Categoria: Internet "De mim, a morte só levará seu momento"

Terceira idade Só porque completei 60 anos Tecnicamente supõe que eu vou morrer aos 90, pois até os 60 era a segunda idade. No meu caso, meu pai morreu lúcido com 102 e minha mãe está ótima aos 95. Mas isso não passa de praga genética. A verdade é que continuo com 25 anos.
Nem quero saber da cronologia. "Ah, mas você está mais perto da morte do que antes". Ora, você, que tem 16, hoje está mais perto da morte do que ontem. Qual a diferença E olha que não ando de motocicleta nem faço esportes, perigos para a saúde.


Decidi que a morte é um momento de nossa vida, e ela não roubará de mim nada além do que isso: seu momento. Enquanto isso só tenho uma idade: estou vivo!
Reconheço que falo de mim. E de quem mais falaria Gosto da micro-história, daquele que fala de si, e os outros pensam nisso, refletindo, aspirando. Meu segredo de continuar vivendo bem é ser um aprendiz do encantamento, um aprendiz do meu desejo, daquilo que me desperta, daquilo que me adormece.

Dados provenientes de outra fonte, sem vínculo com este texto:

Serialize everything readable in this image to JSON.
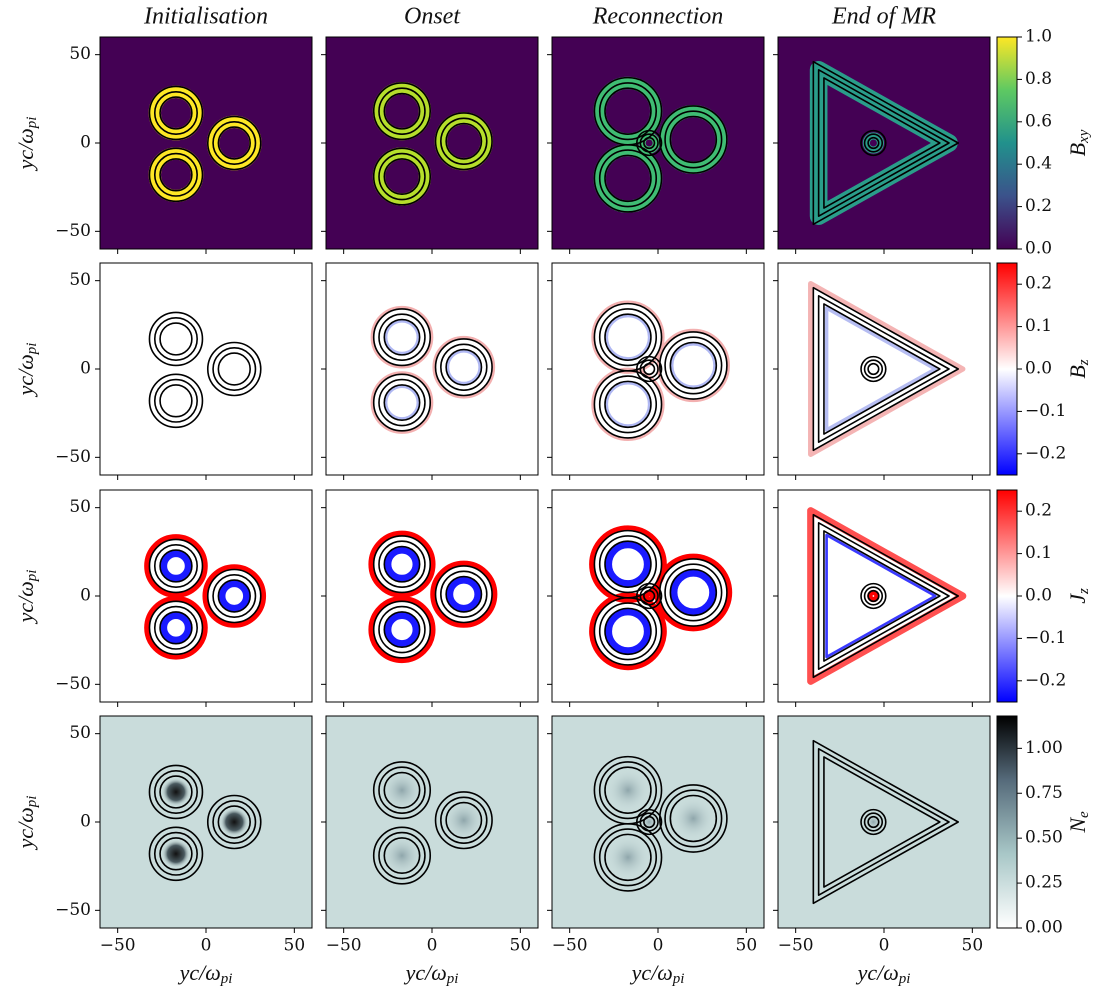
{
  "chart_data": {
    "type": "heatmap",
    "columns": [
      "Initialisation",
      "Onset",
      "Reconnection",
      "End of MR"
    ],
    "xlabel": {
      "base": "yc/ω",
      "sub": "pi"
    },
    "ylabel": {
      "base": "yc/ω",
      "sub": "pi"
    },
    "xlim": [
      -60,
      60
    ],
    "ylim": [
      -60,
      60
    ],
    "xticks": [
      {
        "value": -50,
        "label": "−50"
      },
      0,
      50
    ],
    "yticks": [
      {
        "value": -50,
        "label": "−50"
      },
      0,
      50
    ],
    "colorbars": [
      {
        "label": {
          "base": "B",
          "sub": "xy"
        },
        "colormap": "viridis",
        "clim": [
          0,
          1
        ],
        "ticks": [
          {
            "value": 0,
            "label": "0.0"
          },
          0.2,
          0.4,
          0.6,
          0.8,
          {
            "value": 1,
            "label": "1.0"
          }
        ]
      },
      {
        "label": {
          "base": "B",
          "sub": "z"
        },
        "colormap": "bwr",
        "clim": [
          -0.25,
          0.25
        ],
        "ticks": [
          {
            "value": -0.2,
            "label": "−0.2"
          },
          {
            "value": -0.1,
            "label": "−0.1"
          },
          {
            "value": 0,
            "label": "0.0"
          },
          0.1,
          0.2
        ]
      },
      {
        "label": {
          "base": "J",
          "sub": "z"
        },
        "colormap": "bwr",
        "clim": [
          -0.25,
          0.25
        ],
        "ticks": [
          {
            "value": -0.2,
            "label": "−0.2"
          },
          {
            "value": -0.1,
            "label": "−0.1"
          },
          {
            "value": 0,
            "label": "0.0"
          },
          0.1,
          0.2
        ]
      },
      {
        "label": {
          "base": "N",
          "sub": "e"
        },
        "colormap": "bone_r",
        "clim": [
          0,
          1.18
        ],
        "ticks": [
          {
            "value": 0,
            "label": "0.00"
          },
          0.25,
          {
            "value": 0.5,
            "label": "0.50"
          },
          0.75,
          {
            "value": 1,
            "label": "1.00"
          }
        ]
      }
    ]
  }
}
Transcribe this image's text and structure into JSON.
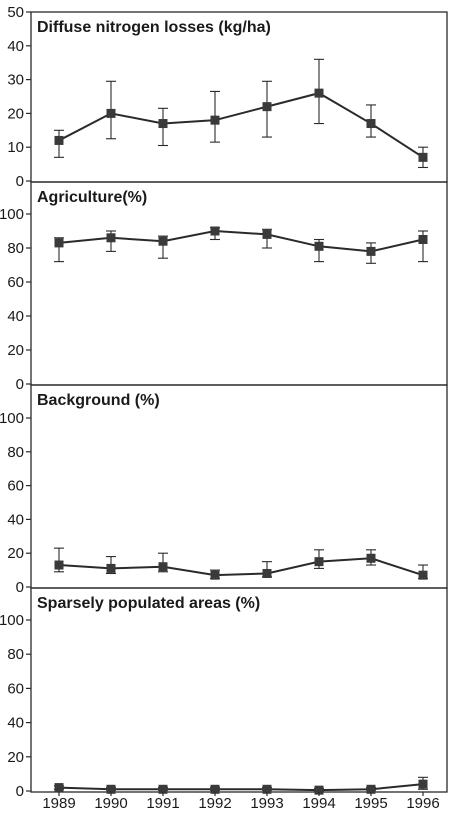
{
  "chart_data": [
    {
      "type": "line",
      "title": "Diffuse nitrogen losses (kg/ha)",
      "x": [
        1989,
        1990,
        1991,
        1992,
        1993,
        1994,
        1995,
        1996
      ],
      "values": [
        12,
        20,
        17,
        18,
        22,
        26,
        17,
        7
      ],
      "error_low": [
        7,
        12.5,
        10.5,
        11.5,
        13,
        17,
        13,
        4
      ],
      "error_high": [
        15,
        29.5,
        21.5,
        26.5,
        29.5,
        36,
        22.5,
        10
      ],
      "ylim": [
        0,
        50
      ],
      "yticks": [
        0,
        10,
        20,
        30,
        40,
        50
      ],
      "grid": false
    },
    {
      "type": "line",
      "title": "Agriculture(%)",
      "x": [
        1989,
        1990,
        1991,
        1992,
        1993,
        1994,
        1995,
        1996
      ],
      "values": [
        83,
        86,
        84,
        90,
        88,
        81,
        78,
        85
      ],
      "error_low": [
        72,
        78,
        74,
        85,
        80,
        72,
        71,
        72
      ],
      "error_high": [
        86,
        90,
        87,
        92,
        91,
        85,
        83,
        90
      ],
      "ylim": [
        0,
        100
      ],
      "yticks": [
        0,
        20,
        40,
        60,
        80,
        100
      ],
      "grid": false
    },
    {
      "type": "line",
      "title": "Background (%)",
      "x": [
        1989,
        1990,
        1991,
        1992,
        1993,
        1994,
        1995,
        1996
      ],
      "values": [
        13,
        11,
        12,
        7,
        8,
        15,
        17,
        7
      ],
      "error_low": [
        9,
        8,
        9,
        5,
        6,
        11,
        13,
        5
      ],
      "error_high": [
        23,
        18,
        20,
        10,
        15,
        22,
        22,
        13
      ],
      "ylim": [
        0,
        100
      ],
      "yticks": [
        0,
        20,
        40,
        60,
        80,
        100
      ],
      "grid": false
    },
    {
      "type": "line",
      "title": "Sparsely populated areas (%)",
      "x": [
        1989,
        1990,
        1991,
        1992,
        1993,
        1994,
        1995,
        1996
      ],
      "values": [
        2,
        1,
        1,
        1,
        1,
        0.5,
        1,
        4
      ],
      "error_low": [
        1,
        0.5,
        0.5,
        0.5,
        0.5,
        0,
        0.5,
        1
      ],
      "error_high": [
        3,
        2,
        2,
        2,
        2,
        1.5,
        2,
        8
      ],
      "ylim": [
        0,
        100
      ],
      "yticks": [
        0,
        20,
        40,
        60,
        80,
        100
      ],
      "xticks": [
        "1989",
        "1990",
        "1991",
        "1992",
        "1993",
        "1994",
        "1995",
        "1996"
      ],
      "grid": false
    }
  ]
}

Minha mãe diz que "velhice que dorme se aproxima da morte" (diz em francês, que é mais bonito). Mas adoro dormir, o seu chegar e o seu sair, e os sonhos, os sonhos deliciosos com meus filhos bebezões, quando eram tão encantadores.

Meu pedaço
Adoro a nostalgia, aquilo que nunca existiu, mas nos deixa tão maravilhados pela viagem da lembrança. Adoro meus projetos, meu kit-solidão, minhas leituras, meus filmes modernos e antigos, meu DVD enorme, a conversa com os poucos amigos que valem a pena, minha solteirice depois de dois casamentos, ser dono absoluto da minha casa, sem empregada no fim de semana, minha disponibilidade para os filhos, que gostam de chamego com o "velho" pai, e acham graça quando ele lhes canta músicas antigas que contam histórias ("Encontrei o meu pedaço na avenida de camisa amarela, cantando a Florisbela, oi, a Florisbela / Convidei-o a voltar pra casa em minha companhia / Exibiu-me um sorriso de ironia e desapareceu no turbilhão da galeria...").
E o que dizer das 30 e tantas novelas interativas a que assisto por semana, ao atender meus clientes A maravilha de se interessar por eles e seus enigmas, a delícia de acrescentar algo em suas vidas Aposentar-me disso?
Só morto.


FRANCISCO DAUDT DA VEIGA, 60, é psicanalista, colunista da Revista da Folha e autor de "O Aprendiz do Desejo" e "O Amor Companheiro: a Amizade Dentro e Fora do Casamento", entre outras publicações.